Mozambique’s debt interest costs rose 12% in 2024, totaling €857.4 million. Domestic debt surged by 13%, while external debt interest payments grew by 9.5%. The country’s public debt exceeded €15.8 billion, with alarming trends indicating risks of unsustainable growth due to increasing domestic borrowing.
Mozambique’s interest expenses on its debt increased by 12% in 2024, reaching 57.608 billion meticais (€857.4 million), as reported by Lusa. This reflects a rise from 49.929 billion meticais (€743 million) spent on debt servicing in 2023. Notably, interest on domestic debt soared by 13% to over 45.691 billion meticais (€680 million), while external debt interest payments climbed to nearly 11.395 billion meticais (€177.6 million), marking a 9.5% increase over the previous year.
The public debt of Mozambique surpassed 1 billion meticais (€15.8 billion) in 2024, illustrating a 9% annual growth. By the end of December 2024, the domestic debt stock totaled over 407.085 billion meticais (€6,139 million), and the external debt stock rose to 636.548 billion meticais (€9,600 million). Furthermore, external debt saw a 1.4% rise, largely attributed to adjustments linked to the newer debt management system, ‘Meridian’.

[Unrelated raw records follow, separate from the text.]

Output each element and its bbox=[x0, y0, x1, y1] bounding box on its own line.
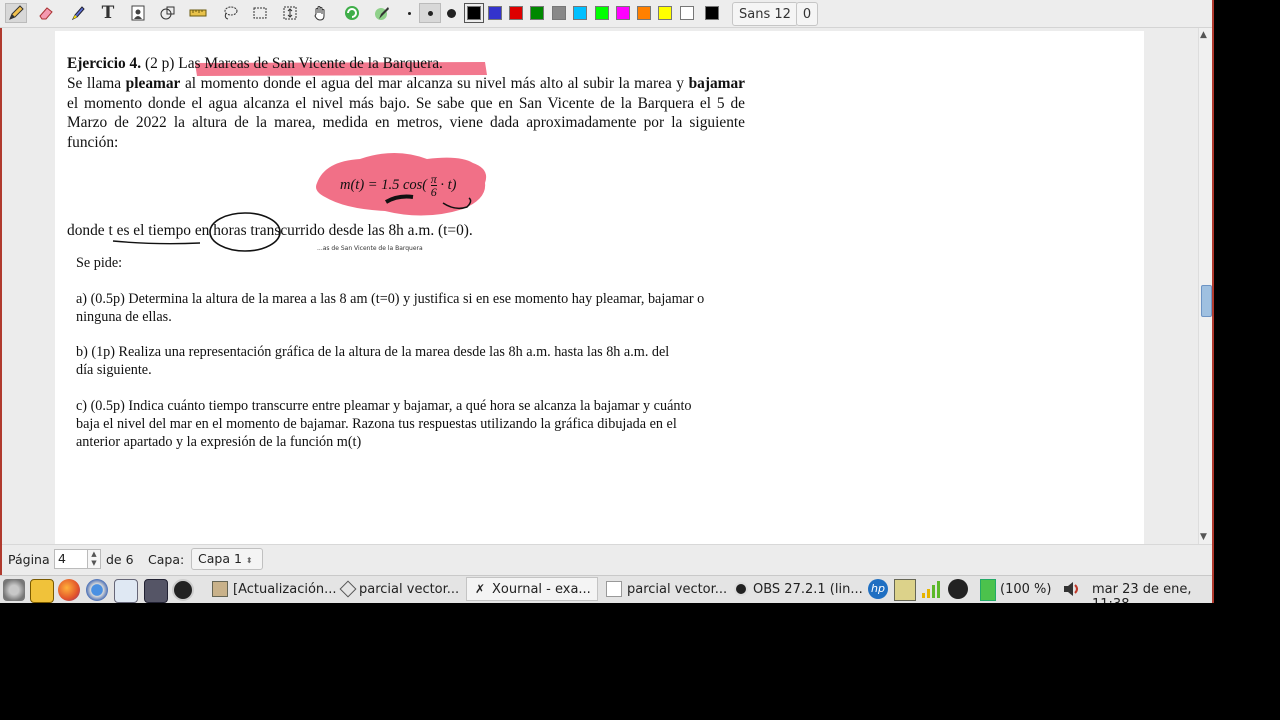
pen-icon[interactable] bbox=[5, 3, 27, 23]
scroll-thumb[interactable] bbox=[1201, 285, 1212, 317]
vertical-space-icon[interactable] bbox=[279, 3, 301, 23]
definition-line: donde t es el tiempo en horas transcurri… bbox=[67, 222, 473, 240]
obs-launcher-icon[interactable] bbox=[172, 579, 194, 601]
para-text: al momento donde el agua del mar alcanza… bbox=[184, 74, 685, 92]
t-underline bbox=[112, 240, 201, 245]
display-settings-icon[interactable] bbox=[894, 579, 916, 601]
wifi-signal-icon[interactable] bbox=[920, 579, 940, 599]
color-gray-swatch[interactable] bbox=[552, 6, 566, 20]
volume-icon[interactable] bbox=[1062, 579, 1082, 599]
document-icon bbox=[606, 581, 622, 597]
xournal-icon: ✗ bbox=[474, 582, 486, 596]
obs-tray-icon[interactable] bbox=[948, 579, 968, 599]
donde-text: donde bbox=[67, 222, 105, 239]
color-magenta-swatch[interactable] bbox=[616, 6, 630, 20]
vertical-scrollbar[interactable]: ▲ ▼ bbox=[1198, 28, 1212, 544]
shape-recognizer-icon[interactable] bbox=[157, 3, 179, 23]
page-number-input[interactable]: 4 bbox=[54, 549, 88, 569]
color-current-swatch[interactable] bbox=[705, 6, 719, 20]
clock[interactable]: mar 23 de ene, 11:38 bbox=[1092, 582, 1212, 603]
tide-formula: m(t) = 1.5 cos( π 6 · t) bbox=[340, 173, 456, 198]
task-label: Xournal - exa... bbox=[492, 581, 591, 597]
task-label: parcial vector... bbox=[627, 581, 728, 597]
pen-settings-icon[interactable] bbox=[371, 3, 393, 23]
layer-value: Capa 1 bbox=[198, 551, 242, 566]
image-icon[interactable] bbox=[127, 3, 149, 23]
document-viewer-icon bbox=[339, 580, 357, 598]
lasso-icon[interactable] bbox=[219, 3, 241, 23]
task-label: [Actualización... bbox=[233, 581, 337, 597]
thick-dot-icon[interactable] bbox=[440, 3, 462, 23]
firefox-icon[interactable] bbox=[58, 579, 80, 601]
task-label: OBS 27.2.1 (lin... bbox=[753, 581, 863, 597]
layer-label: Capa: bbox=[148, 552, 185, 567]
refresh-icon[interactable] bbox=[341, 3, 363, 23]
thin-dot-icon[interactable] bbox=[398, 3, 420, 23]
scroll-up-icon[interactable]: ▲ bbox=[1200, 30, 1207, 40]
taskbar: [Actualización... parcial vector... ✗ Xo… bbox=[0, 575, 1212, 603]
task-xournal[interactable]: ✗ Xournal - exa... bbox=[466, 577, 598, 601]
color-orange-swatch[interactable] bbox=[637, 6, 651, 20]
color-red-swatch[interactable] bbox=[509, 6, 523, 20]
page-count: de 6 bbox=[106, 552, 134, 567]
rect-select-icon[interactable] bbox=[249, 3, 271, 23]
question-c: c) (0.5p) Indica cuánto tiempo transcurr… bbox=[76, 398, 692, 450]
toolbar: T Sans 12 0 bbox=[0, 0, 1212, 28]
para-text: Se llama bbox=[67, 74, 122, 92]
medium-dot-icon[interactable] bbox=[419, 3, 441, 23]
formula-lhs: m(t) = 1.5 cos( bbox=[340, 176, 428, 193]
page-spinner[interactable]: ▲ ▼ bbox=[88, 549, 101, 569]
page[interactable]: Ejercicio 4. (2 p) Las Mareas de San Vic… bbox=[55, 31, 1144, 544]
hp-icon[interactable]: hp bbox=[868, 579, 888, 599]
chevron-down-icon: ⬍ bbox=[245, 556, 253, 565]
faint-overlay-text: ...as de San Vicente de la Barquera bbox=[317, 245, 423, 252]
package-icon bbox=[212, 581, 228, 597]
task-obs[interactable]: OBS 27.2.1 (lin... bbox=[728, 577, 866, 601]
donde-rest: en horas transcurrido desde las 8h a.m. … bbox=[194, 222, 473, 239]
layer-select[interactable]: Capa 1 ⬍ bbox=[191, 548, 263, 570]
task-update[interactable]: [Actualización... bbox=[206, 577, 340, 601]
color-green-swatch[interactable] bbox=[530, 6, 544, 20]
color-black-swatch[interactable] bbox=[464, 3, 484, 23]
color-yellow-swatch[interactable] bbox=[658, 6, 672, 20]
formula-denominator: 6 bbox=[430, 185, 437, 199]
para-text: el momento donde el agua alcanza el nive… bbox=[67, 94, 745, 152]
term-pleamar: pleamar bbox=[125, 74, 181, 92]
obs-icon bbox=[734, 582, 748, 596]
battery-percent: (100 %) bbox=[1000, 582, 1052, 597]
task-label: parcial vector... bbox=[359, 581, 460, 597]
question-a: a) (0.5p) Determina la altura de la mare… bbox=[76, 291, 705, 325]
formula-fraction: π 6 bbox=[430, 173, 437, 199]
highlighter-icon[interactable] bbox=[67, 3, 89, 23]
task-parcial-2[interactable]: parcial vector... bbox=[600, 577, 732, 601]
chromium-icon[interactable] bbox=[86, 579, 108, 601]
app-menu-icon[interactable] bbox=[3, 579, 25, 601]
se-pide-label: Se pide: bbox=[76, 255, 123, 271]
color-lightblue-swatch[interactable] bbox=[573, 6, 587, 20]
text-icon[interactable]: T bbox=[97, 3, 119, 23]
document-canvas[interactable]: Ejercicio 4. (2 p) Las Mareas de San Vic… bbox=[2, 28, 1198, 544]
hand-icon[interactable] bbox=[309, 3, 331, 23]
question-b: b) (1p) Realiza una representación gráfi… bbox=[76, 344, 670, 378]
scroll-down-icon[interactable]: ▼ bbox=[1200, 532, 1207, 542]
color-lightgreen-swatch[interactable] bbox=[595, 6, 609, 20]
battery-icon[interactable] bbox=[980, 579, 996, 601]
color-blue-swatch[interactable] bbox=[488, 6, 502, 20]
intro-paragraph: Ejercicio 4. (2 p) Las Mareas de San Vic… bbox=[67, 54, 745, 153]
font-size-button[interactable]: 0 bbox=[796, 2, 818, 26]
term-bajamar: bajamar bbox=[688, 74, 745, 92]
eraser-icon[interactable] bbox=[35, 3, 57, 23]
font-button[interactable]: Sans 12 bbox=[732, 2, 798, 26]
color-white-swatch[interactable] bbox=[680, 6, 694, 20]
task-parcial-1[interactable]: parcial vector... bbox=[336, 577, 468, 601]
file-manager-icon[interactable] bbox=[30, 579, 54, 603]
donde-variable: t es el tiempo bbox=[108, 222, 191, 239]
screen-icon[interactable] bbox=[144, 579, 168, 603]
page-label: Página bbox=[8, 552, 50, 567]
documents-icon[interactable] bbox=[114, 579, 138, 603]
xournal-window: T Sans 12 0 Ejercicio 4. (2 p) Las Marea… bbox=[0, 0, 1214, 603]
ruler-icon[interactable] bbox=[187, 3, 209, 23]
formula-rhs: · t) bbox=[440, 176, 457, 193]
statusbar: Página 4 ▲ ▼ de 6 Capa: Capa 1 ⬍ bbox=[2, 544, 1212, 575]
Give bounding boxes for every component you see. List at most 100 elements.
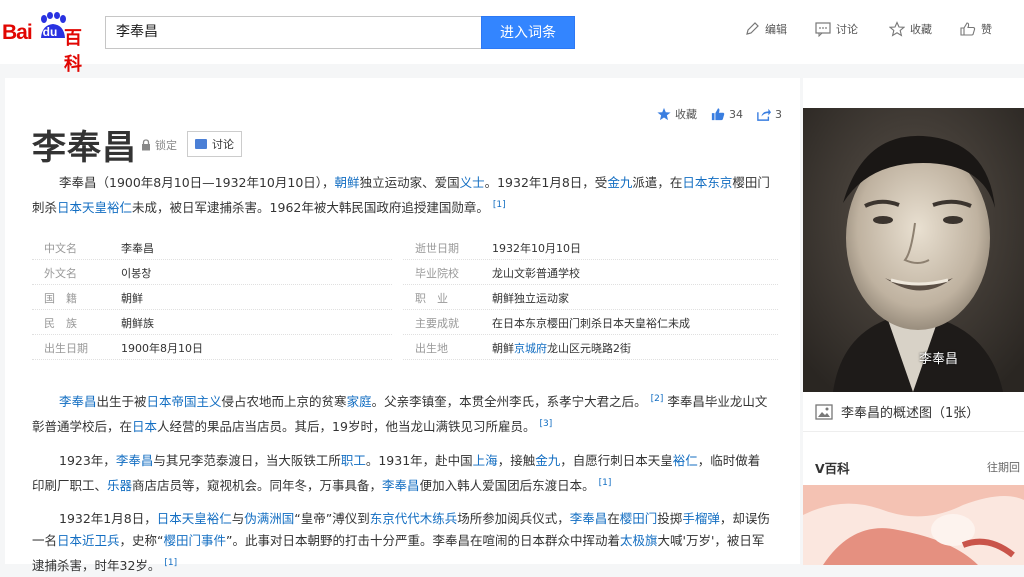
summary-paragraph: 李奉昌（1900年8月10日—1932年10月10日），朝鲜独立运动家、爱国义士…: [32, 172, 772, 219]
infobox-key: 逝世日期: [415, 241, 459, 255]
portrait-image: [803, 108, 1024, 392]
album-link[interactable]: 李奉昌的概述图（1张）: [803, 392, 1024, 432]
entry-link[interactable]: 伪满洲国: [244, 511, 294, 526]
entry-link[interactable]: 职工: [341, 453, 366, 468]
entry-link[interactable]: 日本: [132, 419, 157, 434]
text-run: ，史称“: [119, 533, 164, 548]
lock-icon: [142, 139, 150, 151]
entry-link[interactable]: 李奉昌: [59, 394, 97, 409]
entry-link[interactable]: 手榴弹: [682, 511, 720, 526]
sidebar: 李奉昌 李奉昌的概述图（1张） V百科 往期回: [803, 78, 1024, 565]
entry-link[interactable]: 京城府: [514, 342, 547, 355]
entry-link[interactable]: 樱田门: [620, 511, 658, 526]
page-title: 李奉昌: [32, 128, 137, 168]
citation-ref[interactable]: [3]: [539, 419, 552, 429]
entry-link[interactable]: 太极旗: [620, 533, 658, 548]
infobox-key: 出生地: [415, 341, 448, 355]
infobox-row: 毕业院校 龙山文彰普通学校: [403, 261, 778, 285]
entry-link[interactable]: 日本近卫兵: [57, 533, 120, 548]
entry-link[interactable]: 金九: [535, 453, 560, 468]
infobox-value: 朝鲜独立运动家: [492, 291, 569, 305]
like-count: 34: [729, 107, 743, 121]
entry-link[interactable]: 上海: [473, 453, 498, 468]
body-paragraph: 李奉昌出生于被日本帝国主义侵占农地而上京的贫寒家庭。父亲李镇奎，本贯全州李氏，系…: [32, 388, 772, 438]
text-run: 与: [231, 511, 245, 526]
share-count: 3: [775, 107, 782, 121]
infobox-value: 朝鲜京城府龙山区元晓路2街: [492, 340, 631, 356]
entry-link[interactable]: 东京代代木练兵: [370, 511, 458, 526]
action-bar: 收藏 34 3: [657, 106, 782, 122]
infobox-row: 中文名 李奉昌: [32, 236, 392, 260]
top-bar: Bai du 百科 李奉昌 进入词条 编辑 讨论 收藏 赞: [0, 0, 1024, 75]
citation-ref[interactable]: [1]: [493, 200, 506, 210]
infobox-value[interactable]: 朝鲜: [121, 290, 143, 306]
infobox-row: 逝世日期 1932年10月10日: [403, 236, 778, 260]
entry-link[interactable]: 日本天皇裕仁: [157, 511, 232, 526]
entry-link[interactable]: 李奉昌: [570, 511, 608, 526]
infobox-value: 이봉창: [121, 266, 152, 280]
infobox-key: 国 籍: [44, 291, 77, 305]
text-run: 便加入韩人爱国团后东渡日本。: [419, 478, 595, 494]
edit-label: 编辑: [765, 23, 787, 36]
infobox-row: 主要成就 在日本东京樱田门刺杀日本天皇裕仁未成: [403, 311, 778, 335]
baidu-baike-logo[interactable]: Bai du 百科: [2, 12, 98, 75]
v-baike-title: V百科: [815, 460, 850, 476]
text-run: 。1932年1月8日，受: [484, 175, 608, 190]
entry-link[interactable]: 乐器: [107, 478, 132, 493]
lock-status: 锁定: [141, 137, 177, 153]
edit-tool[interactable]: 编辑: [744, 19, 787, 39]
entry-link[interactable]: 日本天皇裕仁: [57, 200, 132, 215]
v-baike-more-link[interactable]: 往期回: [987, 459, 1020, 475]
logo-du: du: [42, 25, 58, 39]
v-baike-image: [803, 485, 1024, 565]
share-action[interactable]: 3: [757, 107, 782, 121]
like-action[interactable]: 34: [711, 107, 743, 121]
entry-link[interactable]: 李奉昌: [382, 478, 420, 493]
entry-link[interactable]: 朝鲜: [335, 175, 360, 190]
entry-link[interactable]: 樱田门事件: [164, 533, 227, 548]
infobox-value: 李奉昌: [121, 241, 154, 255]
text-run: 未成，被日军逮捕杀害。1962年被大韩民国政府追授建国勋章。: [132, 200, 489, 216]
infobox-key: 主要成就: [415, 316, 459, 330]
enter-entry-button[interactable]: 进入词条: [481, 16, 575, 49]
entry-link[interactable]: 家庭: [347, 394, 372, 409]
infobox-value: 龙山文彰普通学校: [492, 266, 580, 280]
text-run: ”。此事对日本朝野的打击十分严重。李奉昌在喧闹的日本群众中挥动着: [226, 533, 621, 548]
citation-ref[interactable]: [1]: [164, 558, 177, 568]
text-run: 派遣，在: [632, 175, 683, 190]
entry-link[interactable]: 义士: [460, 175, 485, 190]
favorite-tool[interactable]: 收藏: [889, 19, 932, 39]
logo-bai: Bai: [2, 21, 33, 44]
infobox-value: 朝鲜族: [121, 316, 154, 330]
citation-ref[interactable]: [2]: [651, 394, 664, 404]
search-input[interactable]: 李奉昌: [105, 16, 481, 49]
v-baike-header: V百科 往期回: [803, 450, 1024, 484]
discuss-tool[interactable]: 讨论: [815, 19, 858, 39]
infobox-key: 出生日期: [44, 341, 88, 355]
body-paragraph: 1932年1月8日，日本天皇裕仁与伪满洲国“皇帝”溥仪到东京代代木练兵场所参加阅…: [32, 508, 772, 577]
v-baike-thumbnail[interactable]: [803, 485, 1024, 565]
star-filled-icon: [657, 107, 671, 121]
favorite-label: 收藏: [910, 23, 932, 36]
citation-ref[interactable]: [1]: [599, 478, 612, 488]
infobox-value: 1932年10月10日: [492, 241, 581, 255]
text-run: 场所参加阅兵仪式，: [457, 511, 570, 526]
text-run: 朝鲜: [492, 341, 514, 355]
entry-link[interactable]: 金九: [607, 175, 632, 190]
infobox-row: 外文名 이봉창: [32, 261, 392, 285]
infobox-row: 出生地 朝鲜京城府龙山区元晓路2街: [403, 336, 778, 360]
entry-link[interactable]: 日本东京: [682, 175, 732, 190]
text-run: 。父亲李镇奎，本贯全州李氏，系孝宁大君之后。: [371, 394, 647, 410]
logo-baike: 百科: [64, 28, 82, 75]
like-tool[interactable]: 赞: [960, 19, 992, 39]
text-run: 出生于被: [96, 394, 147, 410]
entry-link[interactable]: 日本帝国主义: [147, 394, 222, 409]
like-label: 赞: [981, 23, 992, 36]
portrait-photo[interactable]: 李奉昌: [803, 108, 1024, 392]
entry-link[interactable]: 裕仁: [673, 453, 698, 468]
entry-link[interactable]: 李奉昌: [116, 453, 154, 468]
discuss-button[interactable]: 讨论: [187, 131, 242, 157]
text-run: “皇帝”溥仪到: [294, 511, 370, 526]
favorite-action[interactable]: 收藏: [657, 106, 697, 122]
summary: 李奉昌（1900年8月10日—1932年10月10日），朝鲜独立运动家、爱国义士…: [32, 172, 772, 219]
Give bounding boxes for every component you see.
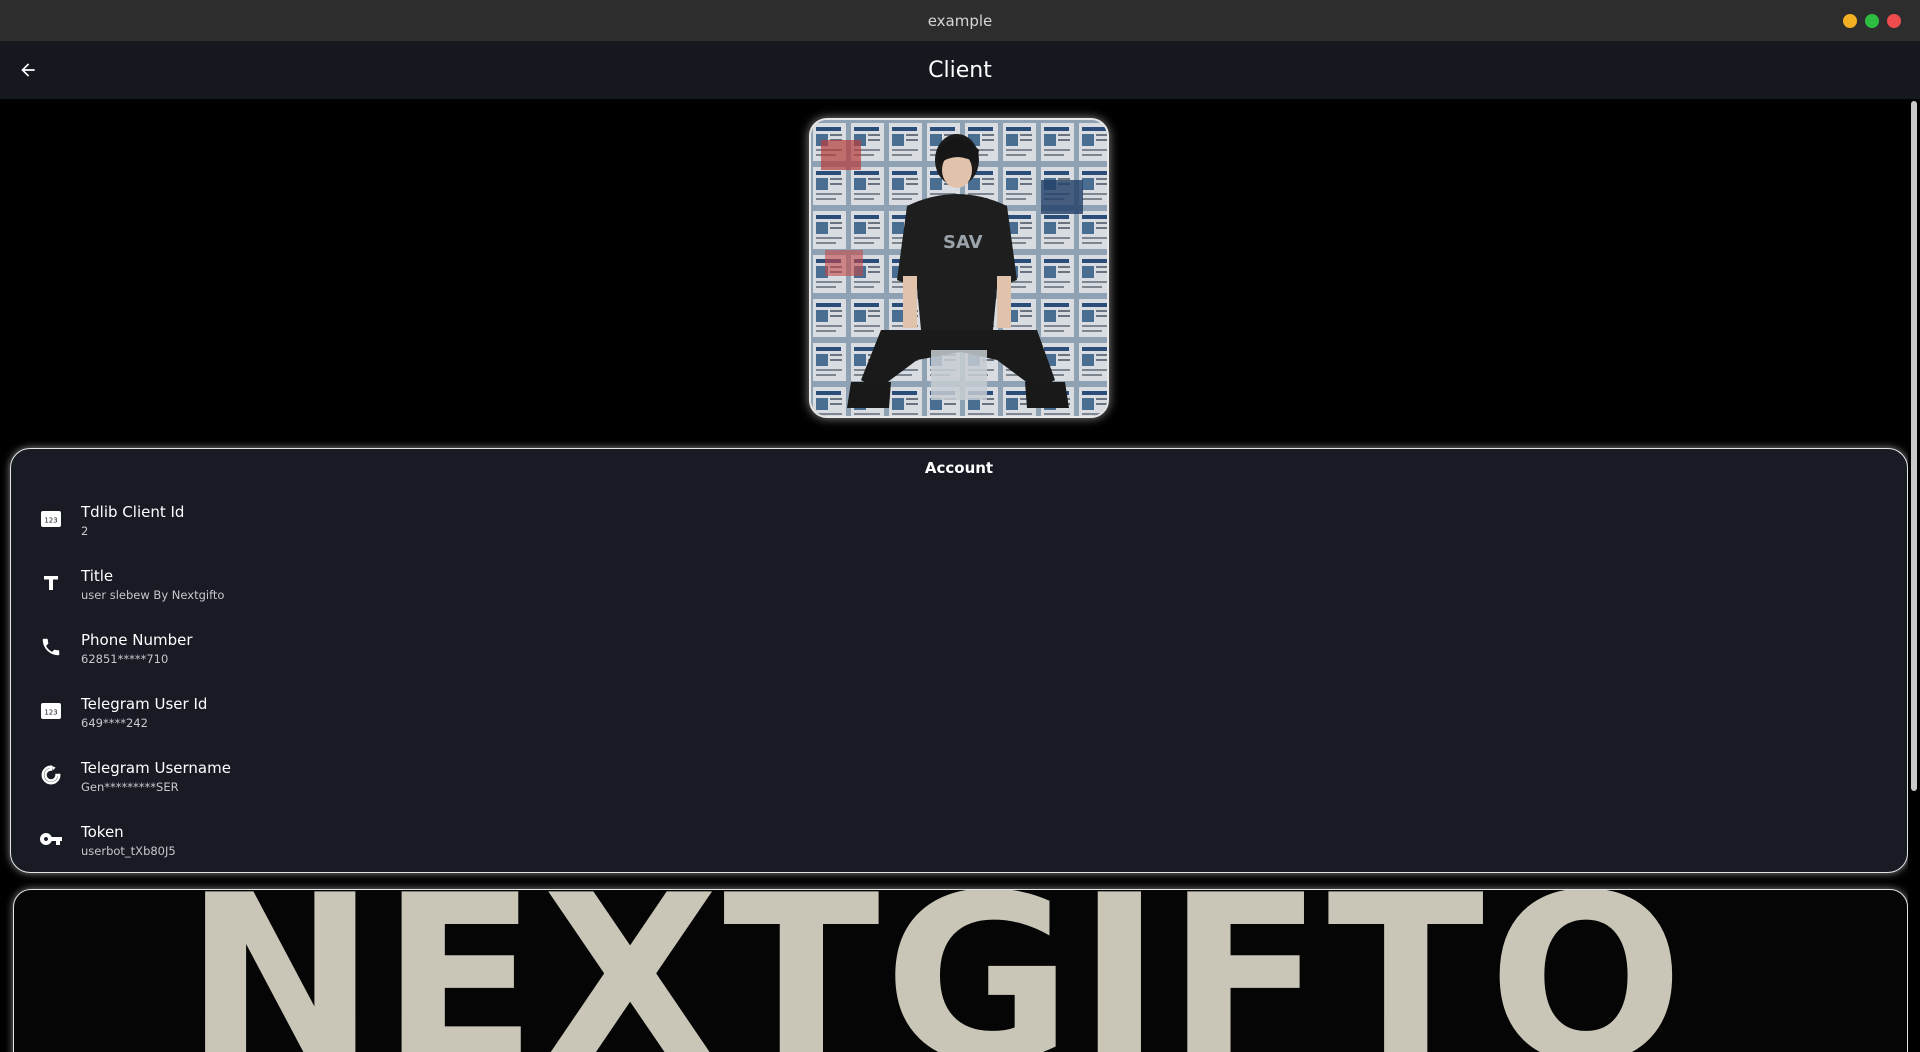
row-telegram-username[interactable]: Telegram Username Gen*********SER (11, 747, 1908, 811)
row-label: Phone Number (81, 631, 193, 649)
row-telegram-user-id[interactable]: 123 Telegram User Id 649****242 (11, 683, 1908, 747)
row-phone-number[interactable]: Phone Number 62851*****710 (11, 619, 1908, 683)
row-label: Tdlib Client Id (81, 503, 185, 521)
scrollbar-thumb[interactable] (1911, 101, 1917, 791)
row-value: 649****242 (81, 716, 148, 730)
row-label: Telegram User Id (81, 695, 208, 713)
app-bar: Client (0, 42, 1920, 99)
svg-text:SAV: SAV (943, 232, 983, 253)
row-title[interactable]: Title user slebew By Nextgifto (11, 555, 1908, 619)
minimize-button[interactable] (1843, 14, 1857, 28)
avatar[interactable]: SAV (809, 118, 1109, 418)
text-title-icon (39, 571, 63, 595)
row-label: Token (81, 823, 124, 841)
content-area[interactable]: SAV Account 123 Tdlib Client Id 2 Title … (0, 99, 1908, 1052)
svg-text:123: 123 (44, 517, 57, 525)
window-title: example (927, 12, 993, 30)
page-title: Client (928, 58, 992, 83)
row-value: 2 (81, 524, 89, 538)
arrow-back-icon (21, 63, 35, 77)
svg-text:123: 123 (44, 709, 57, 717)
account-heading: Account (924, 459, 994, 477)
row-value: 62851*****710 (81, 652, 169, 666)
row-tdlib-client-id[interactable]: 123 Tdlib Client Id 2 (11, 491, 1908, 555)
window-titlebar: example (0, 0, 1920, 42)
back-button[interactable] (12, 54, 44, 86)
banner-logo-text: NEXTGIFTO (184, 889, 1688, 1052)
phone-icon (39, 635, 63, 659)
row-value: user slebew By Nextgifto (81, 588, 225, 602)
close-button[interactable] (1887, 14, 1901, 28)
row-value: userbot_tXb80J5 (81, 844, 176, 858)
number-icon: 123 (39, 507, 63, 531)
row-value: Gen*********SER (81, 780, 179, 794)
key-icon (39, 827, 63, 851)
account-card: Account 123 Tdlib Client Id 2 Title user… (10, 448, 1908, 873)
row-token[interactable]: Token userbot_tXb80J5 (11, 811, 1908, 875)
maximize-button[interactable] (1865, 14, 1879, 28)
circle-refresh-icon (39, 763, 63, 787)
profile-photo: SAV (811, 120, 1107, 416)
row-label: Telegram Username (81, 759, 231, 777)
row-label: Title (81, 567, 114, 585)
brand-banner: NEXTGIFTO (13, 889, 1908, 1052)
number-icon: 123 (39, 699, 63, 723)
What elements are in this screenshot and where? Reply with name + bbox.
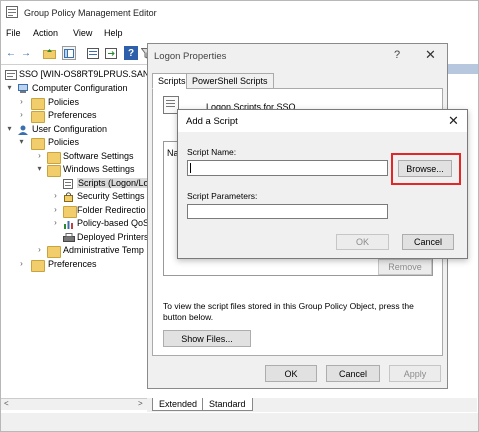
window-title: Group Policy Management Editor xyxy=(24,8,157,18)
user-icon xyxy=(17,125,29,135)
export-list-icon[interactable] xyxy=(104,46,118,60)
tree-item-label: User Configuration xyxy=(32,124,108,134)
folder-icon xyxy=(47,165,61,177)
tree-horizontal-scrollbar[interactable]: < > xyxy=(1,398,147,410)
menu-action[interactable]: Action xyxy=(33,28,58,38)
folder-icon xyxy=(31,111,45,123)
tree-item-gpo-root[interactable]: SSO [WIN-OS8RT9LPRUS.SANGF xyxy=(1,69,147,82)
tree-item-computer-preferences[interactable]: › Preferences xyxy=(1,110,147,123)
text-caret xyxy=(190,163,191,173)
show-files-info-text: To view the script files stored in this … xyxy=(163,301,414,322)
close-icon[interactable]: ✕ xyxy=(448,113,459,129)
up-folder-icon[interactable] xyxy=(42,46,56,60)
add-script-cancel-button[interactable]: Cancel xyxy=(402,234,454,250)
chevron-down-icon[interactable]: ▾ xyxy=(17,137,26,146)
chevron-right-icon[interactable]: › xyxy=(51,191,60,200)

Domestic debt experienced a 21.8% increase primarily due to the issuance of Treasury Bills worth 46.162 billion meticais (€696.2 million) and a Credit Facility with the central bank amounting to 28.1 billion meticais (€423.8 million). Earlier in April, the 2023 public debt report by the Mozambican Ministry of Economy and Finance expressed concerns about the rapid growth of domestic debt, underscoring a potential future imbalance between domestic and foreign debt.
The report cautioned that if current domestic debt growth persists over the next five years, the composition of the debt portfolio could shift to a 50% domestic and 50% foreign ratio by 2029. This scenario would undermine efforts to stabilize the situation, particularly as interest rates for Treasury Bills have risen significantly, with the weighted average interest rate on government loans escalating from 5% in 2021 to 6.5% in 2023, a total increase of 150 basis points. Moreover, the report highlighted the refinancing risk posed by short-term maturity concentration, which remains a critical vulnerability.
In summary, Mozambique’s debt interest payments have significantly surged, raising concerns over domestic debt sustainability. With domestic debt rising faster than foreign debt, there is a looming risk of an unfavorable balance potentially detrimental to the country’s fiscal stability. Continued monitoring and strategic debt management will be essential to address these challenges and mitigate refinancing risks in the future.